“The first thing I would say is: don’t ever think that this is not a woman’s job. Software development is exactly a woman’s job.”

As part of our Women in Tech series, today we are excited to talk to Amelia, a back-end software developer based in Toronto, Canada. Read on for unfiltered career advice and get a sneak peek into how the payment system at AngeLink works! 

Can you tell us a little bit about yourself and your career path?  

Sure! I’ve been working as a back-end developer for the past six years. I also worked as a project manager for a while but now my primary focus is on development. Currently, I do payment integrations for AngeLink. 

What inspired you to start a career in tech? 

I was lucky to get started as a trainee and learn a lot while working on real-life projects. I wasn’t the main developer at my first job, but I definitely learned a lot during that time. The project we were working on was a grocery shopping application. I was also doing some front-end development, so I started learning Angular, HTML, CSS. After that, I knew that I want to work in technology. 

What programming languages are you familiar with? You mentioned quite a few of them already! 

I like working with React Native but it’s not something that we use at AngeLink. I’m quite familiar with JavaScript and worked with Node.js, React, etc. Speaking about other languages, I know a bit of PHP and C++. 

This is impressive! So, you are a full-stack developer who can work with both the server-side and client-side of an application. 

Yes, but I mostly do back-end development and payment integrations. Previously, I worked with systems like PayPal and Stripe and their APIs. Here, at AngeLink, we do a payment integration with Ayden, which is a new platform for me. This is partially why I started this job: I wanted to learn new technologies. A lot of big companies like Uber, Pinterest, or Spotify use this platform to accept payments across all sales channels. It’s pretty cool! 

What tools do use when working with APIs? 

We mostly use Postman but I also used Swagger in some of my other projects. But Postman is definitely more popular. It’s also easier for me to use. 

You work with so many tools! Which one is your favorite and why? 

My favorite tool is probably Trello. It’s simple yet extremely functional. I use it a lot in my personal projects as well.  

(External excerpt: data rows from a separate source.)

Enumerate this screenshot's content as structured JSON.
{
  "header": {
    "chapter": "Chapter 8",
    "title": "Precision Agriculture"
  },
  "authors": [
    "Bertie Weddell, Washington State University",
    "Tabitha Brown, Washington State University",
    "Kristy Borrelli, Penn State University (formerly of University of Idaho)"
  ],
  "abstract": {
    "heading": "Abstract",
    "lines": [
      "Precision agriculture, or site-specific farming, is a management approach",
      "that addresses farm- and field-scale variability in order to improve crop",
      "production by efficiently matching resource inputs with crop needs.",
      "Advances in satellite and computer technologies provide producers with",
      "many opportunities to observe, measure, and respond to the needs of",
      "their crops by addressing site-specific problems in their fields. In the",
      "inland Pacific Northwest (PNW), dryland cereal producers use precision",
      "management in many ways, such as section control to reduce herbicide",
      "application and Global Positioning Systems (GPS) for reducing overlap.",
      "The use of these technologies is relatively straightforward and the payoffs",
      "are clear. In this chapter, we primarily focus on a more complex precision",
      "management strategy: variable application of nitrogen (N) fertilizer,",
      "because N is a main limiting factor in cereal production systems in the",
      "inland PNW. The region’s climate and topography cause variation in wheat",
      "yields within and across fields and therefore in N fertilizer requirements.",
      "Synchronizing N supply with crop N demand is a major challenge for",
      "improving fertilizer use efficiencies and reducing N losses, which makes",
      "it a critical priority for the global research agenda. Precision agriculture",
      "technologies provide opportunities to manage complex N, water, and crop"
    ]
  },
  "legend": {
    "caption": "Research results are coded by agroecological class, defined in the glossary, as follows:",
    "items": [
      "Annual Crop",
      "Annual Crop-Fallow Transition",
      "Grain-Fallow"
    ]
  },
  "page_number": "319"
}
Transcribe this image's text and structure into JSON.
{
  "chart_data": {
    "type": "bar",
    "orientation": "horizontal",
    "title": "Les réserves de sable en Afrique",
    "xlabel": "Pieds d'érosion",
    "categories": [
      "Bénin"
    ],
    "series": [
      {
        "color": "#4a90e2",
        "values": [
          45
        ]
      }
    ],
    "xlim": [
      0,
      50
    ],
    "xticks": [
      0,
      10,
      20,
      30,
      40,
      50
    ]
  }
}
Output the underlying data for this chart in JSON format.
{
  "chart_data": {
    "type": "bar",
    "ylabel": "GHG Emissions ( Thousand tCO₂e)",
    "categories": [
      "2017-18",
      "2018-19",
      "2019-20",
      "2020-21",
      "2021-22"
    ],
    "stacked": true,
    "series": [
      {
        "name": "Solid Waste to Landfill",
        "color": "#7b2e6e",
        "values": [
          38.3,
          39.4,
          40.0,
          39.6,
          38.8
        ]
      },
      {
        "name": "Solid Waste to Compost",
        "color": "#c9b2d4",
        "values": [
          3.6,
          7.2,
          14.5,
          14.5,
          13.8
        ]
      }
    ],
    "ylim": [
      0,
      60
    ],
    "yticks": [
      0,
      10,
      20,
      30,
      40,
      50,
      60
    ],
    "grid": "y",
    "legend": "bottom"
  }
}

Why did you decide to join AngeLink? 

Oh, great question! I was always interested in feminism and topics like that. Before I started my tech career, I studied literature. I actually have a bachelor’s degree in literature. I loved reading about smart, powerful women, so when I met Gerry it all clicked. I loved the idea of the app that AngeLink is building and I just wanted to become a part of it. For me, this job offers the best of both worlds. I also got a chance to learn new something new and work with Ayden. 

What would you recommend to a woman who is thinking about starting a career in tech? 

The first thing I would say is: don’t ever think that this is not a woman’s job. Software development is exactly a woman’s job. Women are patient and very detail-oriented, and that’s exactly what coding requires. Even if you don’t have a computer science degree, don’t be afraid to try it. I have a lot of friends who have studied something totally irrelevant, but now they are expert developers or even CTOs (chief technology officers) at big companies. The most important thing is to get started somewhere, even if it’s just a YouTube video. Then, never stop learning and always be open to new challenges. Even experienced developers don’t know what they are doing sometimes, and it’s ok. I’m also lucky to have my boyfriend by my side who always believes in me, no matter what. Having someone who supports you can make all the difference.